«Bin ich zu introvertiert?»
René G.: «Meine Freundin hat sich von mir getrennt. Sie sagt, ich sei viel zu introvertiert. Was versteht man genau darunter? Und kann ich etwas dagegen tun?»
Veröffentlicht am 14. Januar 2011 - 16:33 Uhr
Ursprünglich stammt der Begriff «introvertiert» vom Küsnachter Psychiater Carl Gustav Jung (1875–1961). Er fand ihn nützlich, um zwei verschiedene Typen von Menschen zu unterscheiden: eine eher nach innen gewandte Persönlichkeit und eine nach aussen orientierte Wesensart. Selbstverständlich ist kein Typus besser oder mehr wert. Deshalb sollten Sie auch nichts gegen Ihre Introvertiertheit unternehmen, falls die Diagnose Ihrer Freundin überhaupt zutrifft.
Wichtig ist, dass Sie von einer Partnerin in Ihrem echten Wesen geliebt werden. Mit jemandem, der Sie anders haben will, als Sie sind, können Sie nie glücklich werden. Ausserdem kann man einen Menschen auch nicht auf einen Charakterzug reduzieren. Ihr Wesen umfasst nicht nur eine, sondern viele Dimensionen.
Seit Jahrhunderten wird versucht, die Unterschiedlichkeit menschlichen Erlebens und Verhaltens systematisch zu erfassen. C. G. Jung ist nicht der Erste, der eine psychologische Typologie entwickelt hat – Charakterlehren haben Tradition. So hat zum Beispiel bereits der griechische Arzt und Philosoph Hippokrates vier Temperamente unterschieden. Die Astrologie kennt zwölf Wesensarten, die je einem Sternzeichen zugeordnet werden. Bekannt ist auch das Modell von Ernst Kretschmer, der drei Körperbautypen unterschieden hat – den Pykniker (rundlich), den Leptosomen (langgliedrig) und den Athleten (muskulös) – und diesen bestimmte Charaktereigenschaften zuschrieb. Im Unterschied zu anderen Modellen konnte sich das Konzept der Extravertiertheit bis in die moderne Wissenschaft halten.
Heute versucht man, das Wesen der Menschen mit fünf Dimensionen zu erfassen. Man spricht von den «Big Five»: Extraversion, Offenheit für Erfahrungen, Verträglichkeit, Gewissenhaftigkeit und Neurotizismus.
- Extraversion wird auch Begeisterungsfähigkeit genannt. Personen mit hohen Extraversionswerten sind gesellig, gesprächig, personenorientiert, herzlich, optimistisch und heiter. Sie sind zudem empfänglich für Anregungen und Aufregungen. Introvertierte Personen sind eher zurückhaltend bei sozialen Kontakten, gern allein und unabhängig. Sie können auch sehr aktiv sein, aber nicht in Gesellschaft.

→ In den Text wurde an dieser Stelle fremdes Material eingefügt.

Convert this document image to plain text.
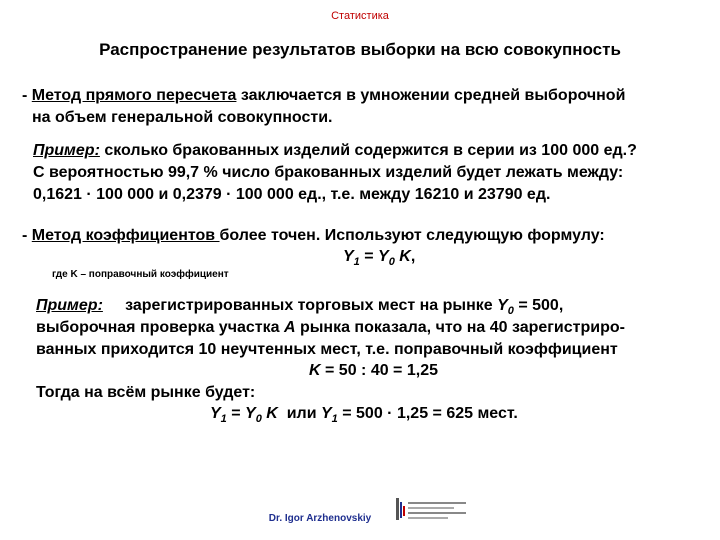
Статистика
Распространение результатов выборки на всю совокупность
- Метод прямого пересчета заключается в умножении средней выборочной
на объем генеральной совокупности.
Пример: сколько бракованных изделий содержится в серии из 100 000 ед.?
С вероятностью 99,7 % число бракованных изделий будет лежать между:
0,1621 · 100 000 и 0,2379 · 100 000 ед., т.е. между 16210 и 23790 ед.
- Метод коэффициентов более точен. Используют следующую формулу:
$Y_1 = Y_0$ K,
где K – поправочный коэффициент
Пример:     зарегистрированных торговых мест на рынке $Y_0 = 500$,
выборочная проверка участка А рынка показала, что на 40 зарегистриро-
ванных приходится 10 неучтенных мест, т.е. поправочный коэффициент
K = 50 : 40 = 1,25
Тогда на всём рынке будет:
$Y_1 = Y_0$ K  или $Y_1 = 500 \cdot 1,25 = 625$ мест.
Dr. Igor Arzhenovskiy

- Personen mit hohen Offenheitswerten beschreiben sich als wissbegierig, intellektuell, phantasievoll, experimentierfreudig und künstlerisch interessiert. Sie verhalten sich häufig unkonventionell und bevorzugen Abwechslung. Personen mit niedrigen Offenheitswerten neigen demgegenüber zu konventionellem Verhalten und zu konservativen Einstellungen. Sie ziehen Bekanntes und Bewährtes dem Neuen vor.
- Personen mit hohen Verträglichkeitswerten begegnen anderen mit Verständnis, Wohlwollen und Mitgefühl, sie sind bemüht, anderen zu helfen, und überzeugt, dass diese sich ebenso hilfsbereit verhalten werden. Sie handeln eher kooperativ und sind voller Vertrauen. Personen mit niedrigen Verträglichkeitswerten beschreiben sich im Gegensatz dazu als misstrauisch gegenüber den Absichten anderer Menschen und verhalten sich eher kompetitiv als kooperativ.
- Personen mit hohen Gewissenhaftigkeitswerten handeln organisiert, sorgfältig, planend, verantwortlich, zuverlässig und überlegt. Personen mit niedrigen Gewissenhaftigkeitswerten handeln eher unsorgfältig, unachtsam und ungenau.
- Personen mit einer hohen Ausprägung in Neurotizismus erleben häufiger Angst, Nervosität, Anspannung, Unsicherheit und Verlegenheit. Personen mit niedrigen Neurotizismuswerten sind eher ruhig, zufrieden, stabil, entspannt und sicher. Sie erleben seltener negative Gefühle.
Diese Systematik kann helfen, andere Menschen, aber auch sich selber besser zu verstehen – sie eignet sich aber nicht dazu, andere zu bewerten oder zu kritisieren.